Hearing problems also can affect speech. So an audiologist should test a child’s hearing whenever there’s a speech concern. Kids who have trouble hearing may have trouble saying, understanding, imitating, and using language.
Ear infections, especially chronic infections, can affect hearing. But as long as there is normal hearing in one ear, speech and language will develop normally.
How Are Speech or Language Delays Diagnosed?
If your child might have a problem, it’s important to see a speech-language pathologist (SLP) right away. You can find a speech-language pathologist on your own, or ask your health care provider to refer you to one.
The SLP (or speech therapist) will check your child’s speech and language skills. The pathologist will do standardized tests and look for milestones in speech and language development.
Based on the test results, the speech-language pathologist might recommend speech therapy for your child.
How Can Parents Help?
Here are a few ways to encourage speech development at home:
- Focus on communication. Talk with your baby, sing, and encourage imitation of sounds and gestures.

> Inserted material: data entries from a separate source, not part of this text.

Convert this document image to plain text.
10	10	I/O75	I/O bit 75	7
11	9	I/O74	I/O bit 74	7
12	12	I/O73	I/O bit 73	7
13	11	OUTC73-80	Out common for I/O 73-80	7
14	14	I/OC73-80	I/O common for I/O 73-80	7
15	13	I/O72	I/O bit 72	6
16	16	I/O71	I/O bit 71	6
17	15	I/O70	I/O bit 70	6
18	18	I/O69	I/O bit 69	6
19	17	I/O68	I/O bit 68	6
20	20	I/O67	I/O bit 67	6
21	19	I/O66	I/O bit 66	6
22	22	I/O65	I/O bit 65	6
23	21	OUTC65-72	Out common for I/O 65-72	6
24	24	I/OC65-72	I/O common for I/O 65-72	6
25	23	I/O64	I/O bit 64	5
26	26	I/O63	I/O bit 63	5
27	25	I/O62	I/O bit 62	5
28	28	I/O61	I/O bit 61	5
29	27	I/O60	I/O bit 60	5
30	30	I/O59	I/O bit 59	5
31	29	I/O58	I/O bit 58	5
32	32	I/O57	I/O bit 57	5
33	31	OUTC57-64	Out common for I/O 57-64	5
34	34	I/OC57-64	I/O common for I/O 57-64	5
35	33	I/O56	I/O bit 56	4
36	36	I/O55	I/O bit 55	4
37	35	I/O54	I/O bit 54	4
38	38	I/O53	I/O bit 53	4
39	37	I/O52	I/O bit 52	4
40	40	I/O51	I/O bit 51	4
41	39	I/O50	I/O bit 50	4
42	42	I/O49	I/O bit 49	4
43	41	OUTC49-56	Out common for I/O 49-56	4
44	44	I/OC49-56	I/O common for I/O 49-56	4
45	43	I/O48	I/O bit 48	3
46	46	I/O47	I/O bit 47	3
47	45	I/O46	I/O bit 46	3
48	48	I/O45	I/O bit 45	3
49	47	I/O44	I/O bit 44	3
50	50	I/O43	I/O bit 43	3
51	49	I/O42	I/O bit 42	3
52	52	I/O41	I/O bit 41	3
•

- Read to your child. Start reading when your child is a baby. Look for age-appropriate soft or board books or picture books that encourage kids to look while you name the pictures.
- Use everyday situations. To build on your child’s speech and language, talk your way through the day. Name foods at the grocery store, explain what you’re doing as you cook a meal or clean a room, and point out objects around the house. Keep things simple, but avoid “baby talk.”